In the midst of finding oneself surrounded by artifice (if still overcome by the urge to seek something “authentic”), one could be interested in the more behind-the-scenes artifacts the exhibition has to offer, such as the photographs displaying Sherman’s studio in New York. The elusiveness of Sherman’s persona, and the mythology of her work, makes this kind of access feel unprecedented, especially as we are presented with various early works created while Sherman was still an art student at the State University College at Buffalo in the 70s.

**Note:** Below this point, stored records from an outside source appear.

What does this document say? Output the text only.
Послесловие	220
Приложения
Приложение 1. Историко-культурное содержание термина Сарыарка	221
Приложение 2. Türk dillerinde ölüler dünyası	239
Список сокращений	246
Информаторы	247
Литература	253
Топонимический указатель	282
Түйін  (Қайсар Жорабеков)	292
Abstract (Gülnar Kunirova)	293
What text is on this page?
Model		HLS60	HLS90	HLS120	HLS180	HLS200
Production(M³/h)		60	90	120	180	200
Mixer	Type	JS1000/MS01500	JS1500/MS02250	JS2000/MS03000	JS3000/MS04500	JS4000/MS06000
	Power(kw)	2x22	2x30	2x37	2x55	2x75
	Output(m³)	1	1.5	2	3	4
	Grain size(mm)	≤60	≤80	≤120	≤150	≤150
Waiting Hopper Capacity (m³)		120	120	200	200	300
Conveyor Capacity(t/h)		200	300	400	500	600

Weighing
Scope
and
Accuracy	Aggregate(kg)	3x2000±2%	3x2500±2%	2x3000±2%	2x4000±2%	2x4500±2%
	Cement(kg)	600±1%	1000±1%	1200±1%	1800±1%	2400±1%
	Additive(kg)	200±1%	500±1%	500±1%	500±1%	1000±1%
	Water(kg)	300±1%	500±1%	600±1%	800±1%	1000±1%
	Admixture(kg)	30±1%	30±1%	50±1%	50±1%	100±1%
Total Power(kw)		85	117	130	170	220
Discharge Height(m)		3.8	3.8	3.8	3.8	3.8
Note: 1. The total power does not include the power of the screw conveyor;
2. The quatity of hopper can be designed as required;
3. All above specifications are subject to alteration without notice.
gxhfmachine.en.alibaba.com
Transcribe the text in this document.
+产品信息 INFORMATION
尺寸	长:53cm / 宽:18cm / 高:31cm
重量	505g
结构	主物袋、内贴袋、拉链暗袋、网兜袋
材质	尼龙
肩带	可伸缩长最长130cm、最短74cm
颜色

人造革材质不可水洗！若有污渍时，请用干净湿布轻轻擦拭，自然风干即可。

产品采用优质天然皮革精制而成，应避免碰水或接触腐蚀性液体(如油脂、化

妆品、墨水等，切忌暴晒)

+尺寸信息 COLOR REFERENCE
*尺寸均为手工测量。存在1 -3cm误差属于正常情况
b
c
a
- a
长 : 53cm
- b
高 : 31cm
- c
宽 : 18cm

The exhibition will be on until March, granting privileged access that allows the public to freely move from rarely-seen works to Sherman’s most seminal works. These engineered transitions allow us to pick apart the stylistic transformations and reoccurrences from the artist’s past, present, and future, and lay bare Sherman’s sense of fantasy and imagination in relation to the sources of inspiration that she continually draws from, such as horror films and high fashion. The characters that Sherman carves out with tools of deception remain nameless, alluding to evocative referents that plague our imaginary of historical and contemporary culture. Always exaggerated and altogether ambiguous, the characters contained within these portraits nonetheless offer a comprehensive look at a fruitful and formative 40+ years of trajectory that continues to provoke and reveal to this day.